权益分类	功能权益	普通用户	{{item.name}}会员
{{category.name}}	{{benefitItem.name}}

Systems biology of the butanol-producing Clostridium acetobutylicum: new source of biofuel and chemicals/COSMIC2

生产丁醇的丙酮丁醇梭菌的系统生物学：生物燃料和化学品的新来源/COSMIC2

基本信息

批准号：
BB/I004513/1
负责人：
John King
金额：
$ 29.41万
依托单位：
University of Nottingham
依托单位国家：
英国
项目类别：
Research Grant
财政年份：
2010
资助国家：
英国
起止时间：
2010 至无数据
项目状态：
已结题

来源：
https://gtr.ukri.org/projects?ref=BB%2FI004513%2F1
关键词：
Systems biology butanol producing Clostridium

项目摘要

By 2030, worldwide energy consumption is projected to grow by 57%. Fossil fuels cannot meet this demand, as their continued use is causing global warming and they are in any case a finite reserve that will be exhausted before the end of this century. Liquid fuels derived from natural plant material (biofuels), are the most promising alternative energy source for use in the transportation sector. In this regard, an alcohol called butanol is currently receiving considerable interest due to its superior properties compared to ethanol and biodiesel. Butanol has a higher energy content than ethanol, can make use of existing petrol supply and distribution channels, can be blended with petrol at higher concentrations without engine modification, offers better fuel economy and has, unlike ethanol, potential as aviation fuel. Traditionally, butanol is produced by a bacterium called Clostridium acetobutylicum when growing on growth media containing sugars. The fermentation process is known as the Acetone-Butanol-Ethanol (ABE) process. In the first half of the last century, the ABE process was second in importance/scale only to ethanol production from yeast. However, with the advent of the petrochemical industry, the process became uneconomic and was abandoned in the western world from the 1960s onwards.

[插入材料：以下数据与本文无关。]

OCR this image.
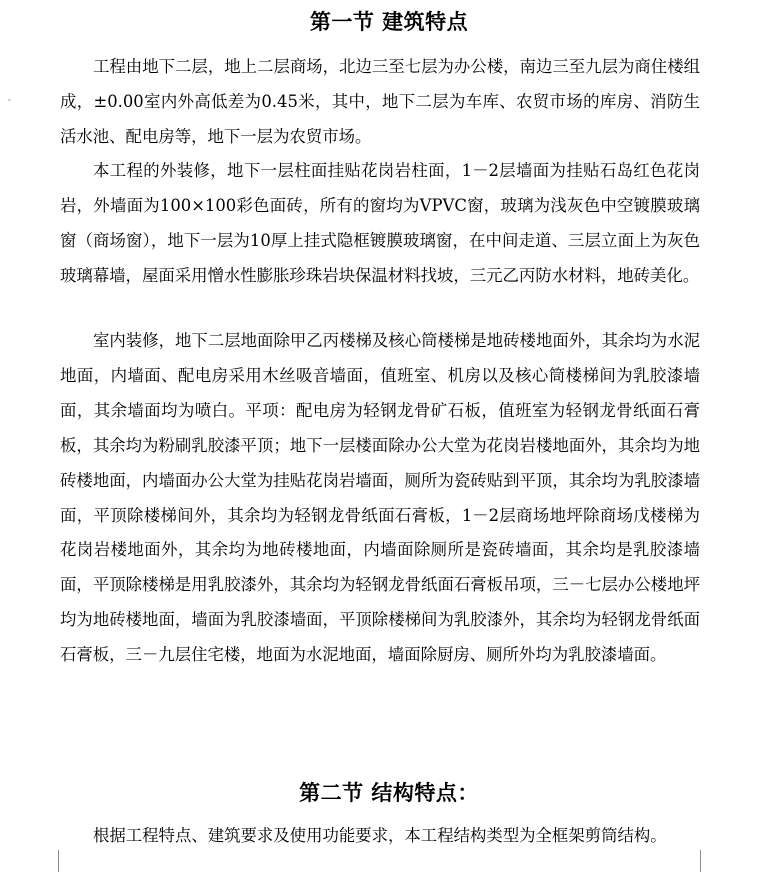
⌄
第一节 建筑特点

工程由地下二层，地上二层商场，北边三至七层为办公楼，南边三至九层为商住楼组成，±0.00室内外高低差为0.45米，其中，地下二层为车库、农贸市场的库房、消防生活水池、配电房等，地下一层为农贸市场。

本工程的外装修，地下一层柱面挂贴花岗岩柱面，1－2层墙面为挂贴石岛红色花岗岩，外墙面为100×100彩色面砖，所有的窗均为VPVC窗，玻璃为浅灰色中空镀膜玻璃窗（商场窗），地下一层为10厚上挂式隐框镀膜玻璃窗，在中间走道、三层立面上为灰色玻璃幕墙，屋面采用憎水性膨胀珍珠岩块保温材料找坡，三元乙丙防水材料，地砖美化。

室内装修，地下二层地面除甲乙丙楼梯及核心筒楼梯是地砖楼地面外，其余均为水泥地面，内墙面、配电房采用木丝吸音墙面，值班室、机房以及核心筒楼梯间为乳胶漆墙面，其余墙面均为喷白。平项：配电房为轻钢龙骨矿石板，值班室为轻钢龙骨纸面石膏板，其余均为粉刷乳胶漆平顶；地下一层楼面除办公大堂为花岗岩楼地面外，其余均为地砖楼地面，内墙面办公大堂为挂贴花岗岩墙面，厕所为瓷砖贴到平顶，其余均为乳胶漆墙面，平顶除楼梯间外，其余均为轻钢龙骨纸面石膏板，1－2层商场地坪除商场戊楼梯为花岗岩楼地面外，其余均为地砖楼地面，内墙面除厕所是瓷砖墙面，其余均是乳胶漆墙面，平顶除楼梯是用乳胶漆外，其余均为轻钢龙骨纸面石膏板吊项，三－七层办公楼地坪均为地砖楼地面，墙面为乳胶漆墙面，平顶除楼梯间为乳胶漆外，其余均为轻钢龙骨纸面石膏板，三－九层住宅楼，地面为水泥地面，墙面除厨房、厕所外均为乳胶漆墙面。

第二节 结构特点：

根据工程特点、建筑要求及使用功能要求，本工程结构类型为全框架剪筒结构。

The process has recently been re-established in China and Brazil, where lower operating costs make a process based on inefficient 20th century technology economic. For adoption in the western world, a more efficient process is required. Its derivation will be reliant on improvements to the bacterial strains employed. However, the rational creation of such strains will require a more detailed understanding of the complex processes within the cell that catalyse and control the formation of fermentation products. Deriving a better understanding of the process is the overall objective of this proposal. For this, a new holistic approach termed systems biology will be used, which involves iterative cycles of mathematical modelling and experimental testing. It is made possible by developments made in an earlier funding round in which crucial gene tools and methodologies were developed that will allow precise changes to be made to selected genes and the consequences assessed.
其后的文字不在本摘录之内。